Adam L. Michaels (Chairman and CEO)
Yeah. I do not know what you think about this, but I can actually tell you that we have significantly reduced the number of SKUs since I have started, actually cut more than 50% of the SKUs. Why?
First of all, I'm cheap, and we're more efficient if we need to have fewer raw materials, and we could strengthen or increase the volume of fewer items. Two, there were lots of items that just were not profitable at all. Why do you need that? Why do you need a blueberry and a boysenberry cream cheese? It's important that I kept the chocolate chip cream cheese because that's what my boys love the most. We actually have fewer SKUs now. What we have is more strategic SKUs. We have massively more—and when I say massively, maybe it's a dozen. Lauren will yell at me. Maybe it's a little more, a little less. Of these chicken "bottom SKUs," the artisan-cut chicken, we have more of those because that's what we need to sell. To me, it's less about how many SKUs we have.

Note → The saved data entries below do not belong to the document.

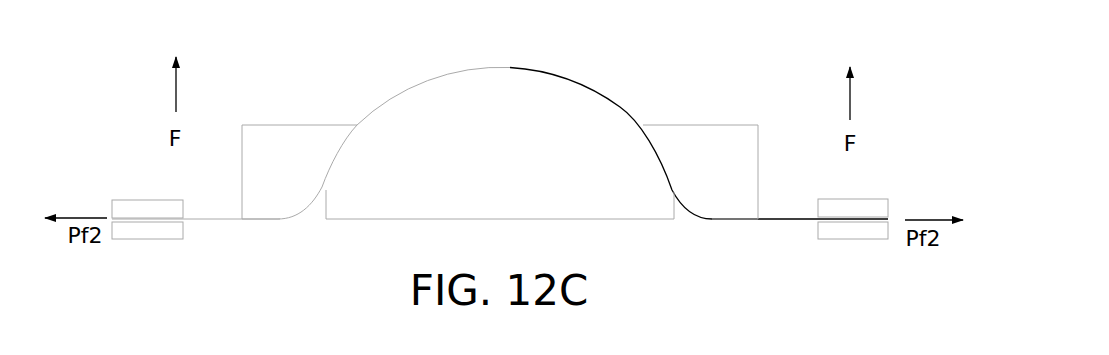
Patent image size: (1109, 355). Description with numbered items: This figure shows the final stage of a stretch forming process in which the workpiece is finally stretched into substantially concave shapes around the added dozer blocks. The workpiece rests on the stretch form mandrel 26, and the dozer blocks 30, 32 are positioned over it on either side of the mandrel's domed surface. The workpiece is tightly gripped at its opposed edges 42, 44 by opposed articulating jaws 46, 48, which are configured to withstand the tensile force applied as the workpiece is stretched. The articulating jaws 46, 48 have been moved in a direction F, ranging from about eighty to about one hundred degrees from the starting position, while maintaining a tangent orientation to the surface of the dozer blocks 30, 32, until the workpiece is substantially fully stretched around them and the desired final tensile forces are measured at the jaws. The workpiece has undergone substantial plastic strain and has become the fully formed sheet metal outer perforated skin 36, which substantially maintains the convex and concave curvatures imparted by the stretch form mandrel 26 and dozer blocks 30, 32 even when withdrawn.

The stretch form mandrel 26 is at (433, 193).
The dozer block 30 is at (283, 125).
The dozer block 32 is at (698, 123).
The fully formed sheet metal outer perforated skin 36 is at (577, 85).
The opposed edge 42 is at (155, 220).
The opposed edge 44 is at (847, 220).
The articulating jaw 46 is at (123, 198).
The articulating jaw 48 is at (875, 198).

The answer is fewer. It's more about do we have the right SKUs? And we absolutely, compared to where I was three years ago, "Here, I'll give you one more." We had nothing for Sheetz when Anthony and I first started, right? Everything that we made was a three-pound container. Not many people go into Sheetz looking for three pounds of meatballs. So we developed the cups. We developed these incredibly successful paninis. I will tell you, the number one taker at IDDBA this year was the paninis. That was the most requested item, both by customers, and I just mostly think people just needed something to eat for lunch while they were there. So we didn't have those things before. Now we could get into the convenience channel. That's why we're doing so well at Sheetz and others.

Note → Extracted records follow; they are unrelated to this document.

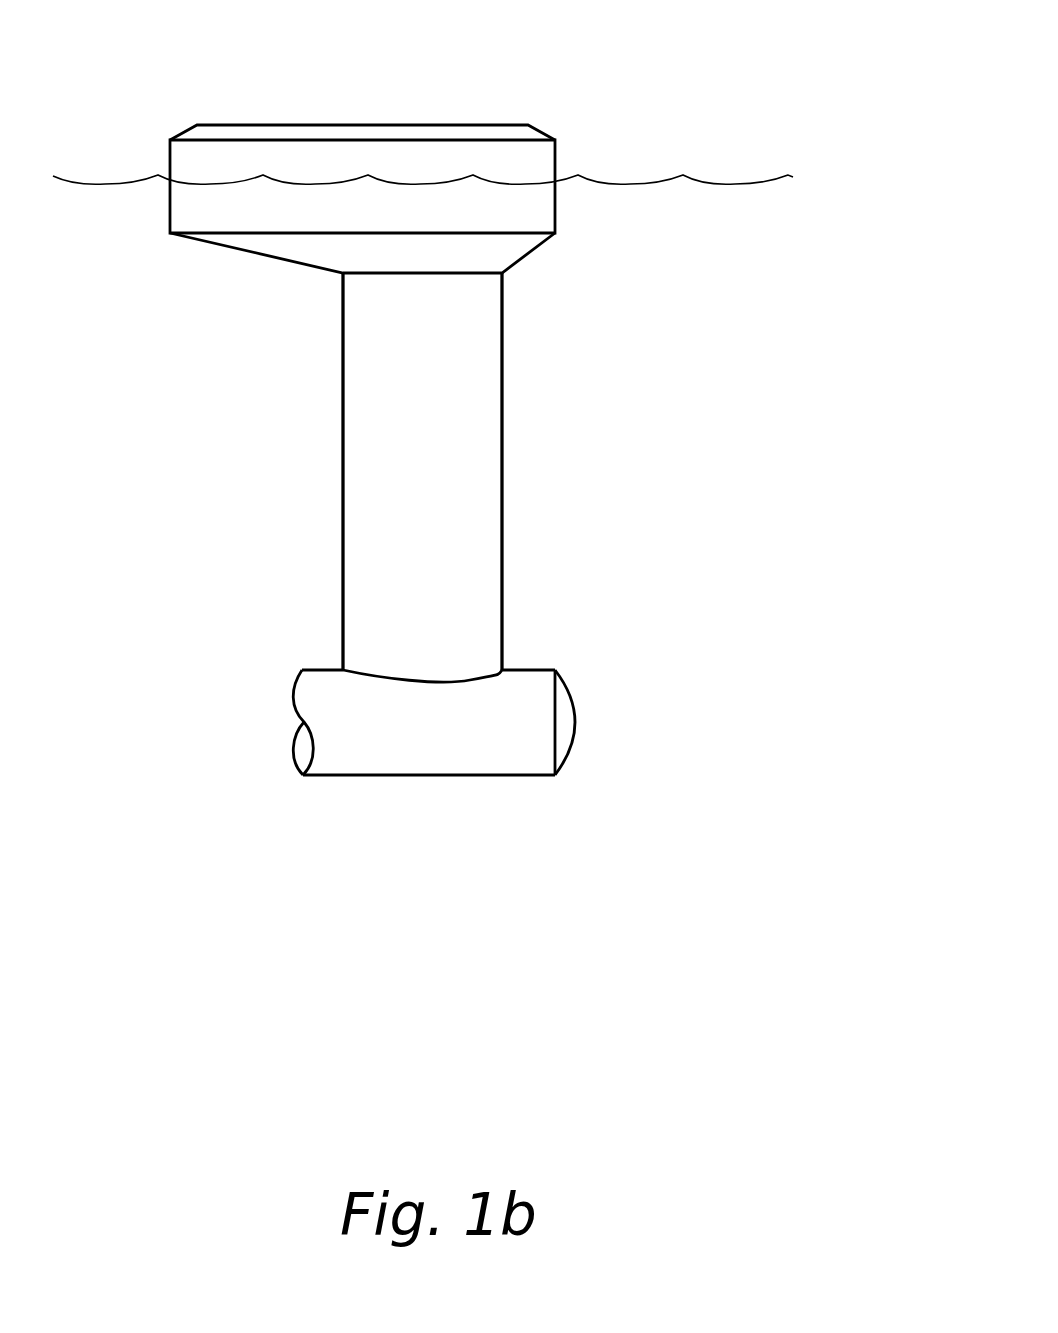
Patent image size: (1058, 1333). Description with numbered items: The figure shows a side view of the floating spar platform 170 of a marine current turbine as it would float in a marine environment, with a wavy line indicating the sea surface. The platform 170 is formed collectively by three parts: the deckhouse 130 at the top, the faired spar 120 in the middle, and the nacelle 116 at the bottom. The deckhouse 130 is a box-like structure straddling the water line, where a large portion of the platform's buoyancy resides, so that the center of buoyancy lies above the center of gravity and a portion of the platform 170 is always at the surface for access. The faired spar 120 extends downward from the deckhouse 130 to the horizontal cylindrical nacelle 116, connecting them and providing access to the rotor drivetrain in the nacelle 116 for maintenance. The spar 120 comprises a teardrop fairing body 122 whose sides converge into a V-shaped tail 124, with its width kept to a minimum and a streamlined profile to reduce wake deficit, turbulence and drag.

The floating spar platform 170 is at (687, 43).
The deckhouse 130 is at (558, 161).
The faired spar 120 is at (440, 464).
The teardrop fairing body 122 is at (504, 364).
The V-shaped tail 124 is at (341, 401).
The nacelle 116 is at (533, 668).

It is about the strategic items that are more important than just the absolute amount.
Anthony Vendetti (Executive Managing Director)
Okay. Very helpful. Thanks so much. I'll hop back in the queue.
Adam L. Michaels (Chairman and CEO)
Absolutely.
Operator (participant)
Thank you. With that, this does conclude our question-and-answer session. I would now like to hand the call back over to Chairman and CEO Adam L. Michaels for closing remarks.
Adam L. Michaels (Chairman and CEO)
Thank you, operator. Thank you again to each of you for joining us today. We look forward to continuing to update you on our progress as we strive to deliver value to our fellow shareholders and execute upon our vision of becoming a leading national one-stop-shop deli solution provider. Thank you very much.
Operator (participant)
Thank you, ladies and gentlemen. With that, this does conclude today's teleconference. We thank you for your participation. You may disconnect your lines at this time and have a wonderful day.